This photo in the Daily Mail is accompanied by the tragic story of twins who have suffered from anorexia for twenty years. It’s a disturbing story that touches on sibling rivalry, parental enabling, and the failure of all mechanisms to heal the victims of our culture’s obsession with beauty.
If you read the story, you’ll notice images on the right-hand side of the page, mostly celebrities chosen by the Daily Mail to ridicule for their weight gain, plastic surgery or cankles. The message is clear: There is no escape from the search for physical perfection. No escape and no winning either.
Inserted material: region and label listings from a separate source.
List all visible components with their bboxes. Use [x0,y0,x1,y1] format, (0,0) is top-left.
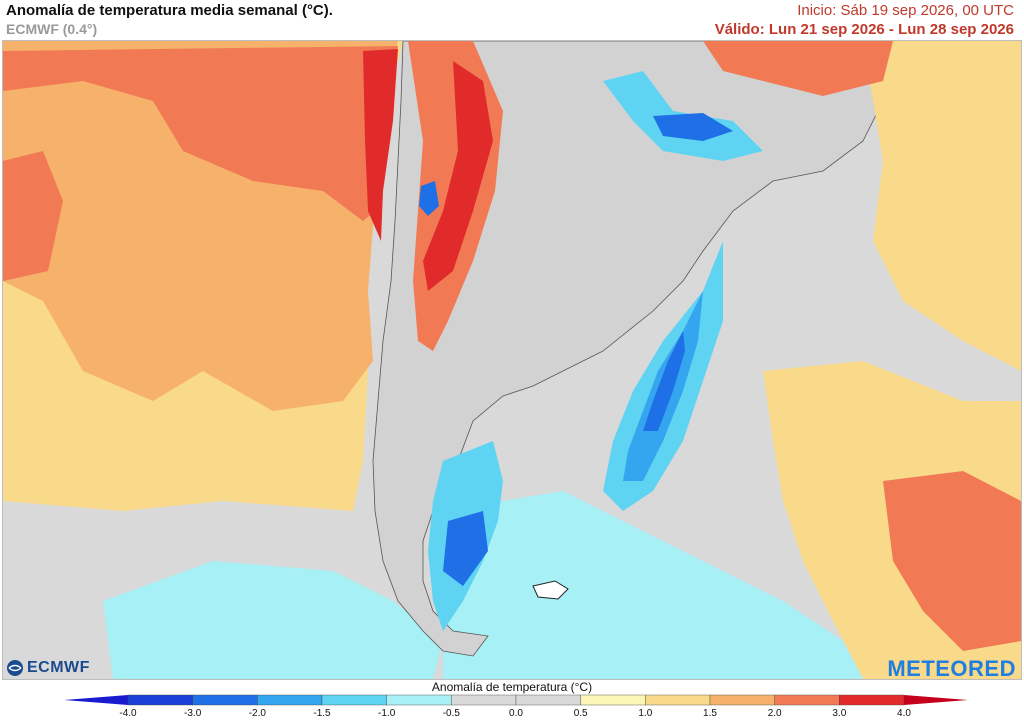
legend-bin [451,694,517,706]
brazil-cold-core [653,113,733,141]
legend-tick-label: 1.5 [703,708,717,719]
legend-bin [127,694,193,706]
model-subtitle: ECMWF (0.4°) [6,21,98,37]
legend-title: Anomalía de temperatura (°C) [431,680,593,694]
legend-tick-label: -3.0 [184,708,202,719]
andes-cold-spot [419,181,439,216]
valid-period: Válido: Lun 21 sep 2026 - Lun 28 sep 202… [714,21,1014,38]
legend-high-arrow [904,695,968,705]
legend-bin [580,694,646,706]
patagonia-cold-core [443,511,488,586]
ecmwf-logo-text: ECMWF [27,659,90,676]
southern-ocean-cool-anomaly [103,561,443,679]
legend-tick-label: 0.0 [509,708,523,719]
south-america-land [372,41,894,657]
legend-bin [839,694,905,706]
legend-bin [192,694,258,706]
pacific-hot-anomaly [3,46,398,221]
legend-colorbar [64,694,968,706]
legend-bin [515,694,581,706]
init-time: Inicio: Sáb 19 sep 2026, 00 UTC [797,2,1014,19]
legend-tick-label: -1.0 [378,708,396,719]
legend-low-arrow [64,695,128,705]
map-canvas [3,41,1021,679]
anomaly-map[interactable] [2,40,1022,680]
legend-tick-label: 0.5 [573,708,588,719]
legend-bin [645,694,711,706]
ecmwf-globe-icon [7,660,23,676]
andes-hot-core [423,61,493,291]
atlantic-cold-deep [643,331,685,431]
southern-ocean-cool-2 [443,491,863,679]
legend-tick-label: -2.0 [248,708,266,719]
color-legend: -4.0 -3.0 -2.0 -1.5 -1.0 -0.5 0.0 0.5 1.0 1.5 2.0 3… [0,693,1024,720]
north-atlantic-warm [863,41,1021,371]
meteored-logo[interactable]: METEORED [887,656,1016,681]
legend-bin [321,694,387,706]
ecmwf-logo: ECMWF [6,659,90,677]
legend-tick-label: 1.0 [638,708,653,719]
legend-bin [257,694,323,706]
legend-tick-label: -4.0 [119,708,137,719]
brazil-north-warm [703,41,893,96]
legend-bin [774,694,840,706]
south-atlantic-hot [883,471,1021,651]
legend-tick-label: -0.5 [442,708,460,719]
chile-coast-strong-anomaly [363,49,398,241]
map-title: Anomalía de temperatura media semanal (°… [6,2,333,19]
legend-tick-label: 3.0 [832,708,847,719]
legend-tick-label: 2.0 [767,708,782,719]
falkland-islands [532,580,569,600]
header: Anomalía de temperatura media semanal (°… [0,0,1024,40]
legend-bin [386,694,452,706]
legend-bin [709,694,775,706]
legend-tick-label: 4.0 [897,708,911,719]
legend-tick-label: -1.5 [313,708,331,719]
pacific-hot-blob [3,151,63,281]
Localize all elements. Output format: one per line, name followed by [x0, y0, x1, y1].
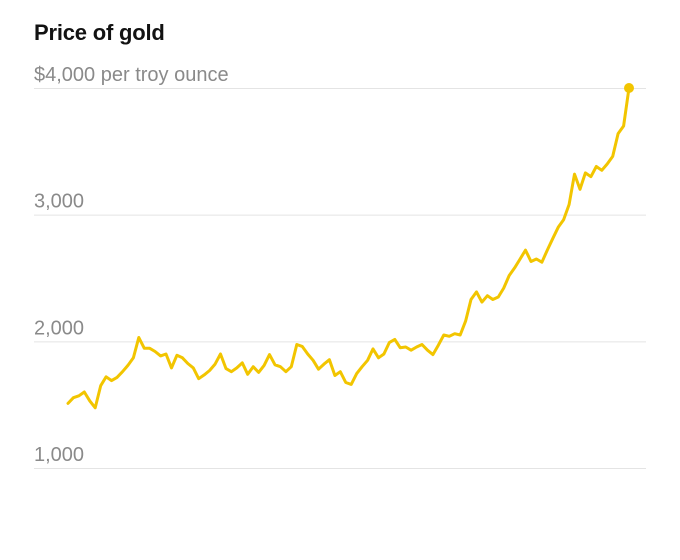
y-axis-labels: $4,000 per troy ounce 3,000 2,000 1,000 — [34, 64, 229, 466]
y-tick-label-3000: 3,000 — [34, 191, 84, 213]
gold-price-line — [66, 86, 631, 410]
series-layer — [66, 83, 634, 410]
gridlines — [34, 88, 646, 469]
y-tick-label-2000: 2,000 — [34, 317, 84, 339]
y-tick-label-4000: $4,000 per troy ounce — [34, 64, 229, 86]
latest-price-point — [624, 83, 634, 93]
y-tick-label-1000: 1,000 — [34, 444, 84, 466]
chart-title: Price of gold — [34, 20, 165, 45]
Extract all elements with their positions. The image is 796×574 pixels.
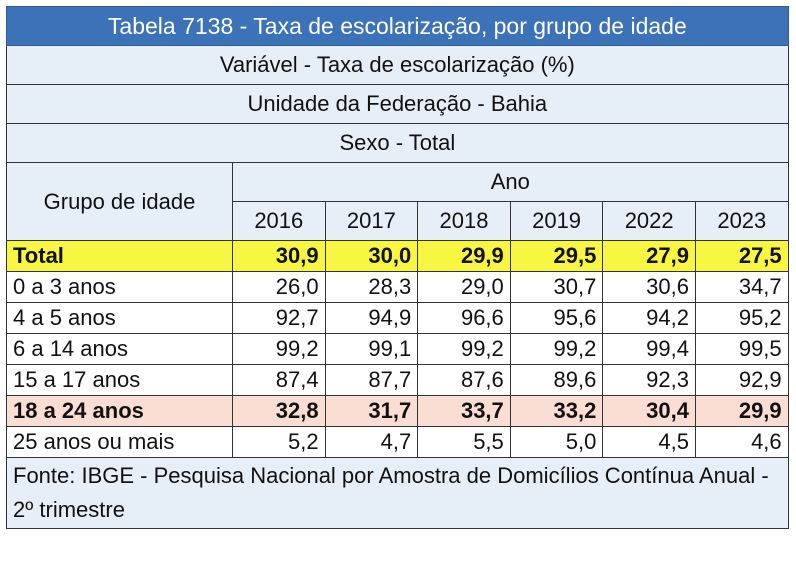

A couple of weeks ago, I went to a photography exhibit called Beauty and Culture that examines the many ways that images work to influence our concept of beauty. The exhibit featured a short documentary that was truly devastating. Five year old beauty queens, cancer survivors, ancient women still trying to look young, and a history of evolving thinness in fashion models…it leaves you sickened by the shit we go through to measure up to a stupid restrictive ideal of beauty.
The documentary points out that only 2 percent of women are built like fashion models. Why do these models have so much power over us?!
You know the “It Gets Better” campaign for gays? We also need a campaign for women that says:YOU LOOK FINE! Maybe if we were reminded 100 times a day that we are okay as we are, we could forget about the size of our butts.
When we left the exhibit, my friend and I looked for somewhere to have coffee. We found a Coffee Bean and Tea Leaf, where they display calorie counts with their pastries. Naturally, I freaked out and ordered a reduced-calorie muffin, because no matter what I know intellectually, deep down in my psyche I’m an unlovable fat pig.
I would like to thank Vogue, Glamour, the fashion industry and most of all my dad, who loved to drive around shouting “Look at the fat ass on that one!” I can relate to those poor emaciated twins, even though I’m a normal size. Accepting yourself can be a lifelong project.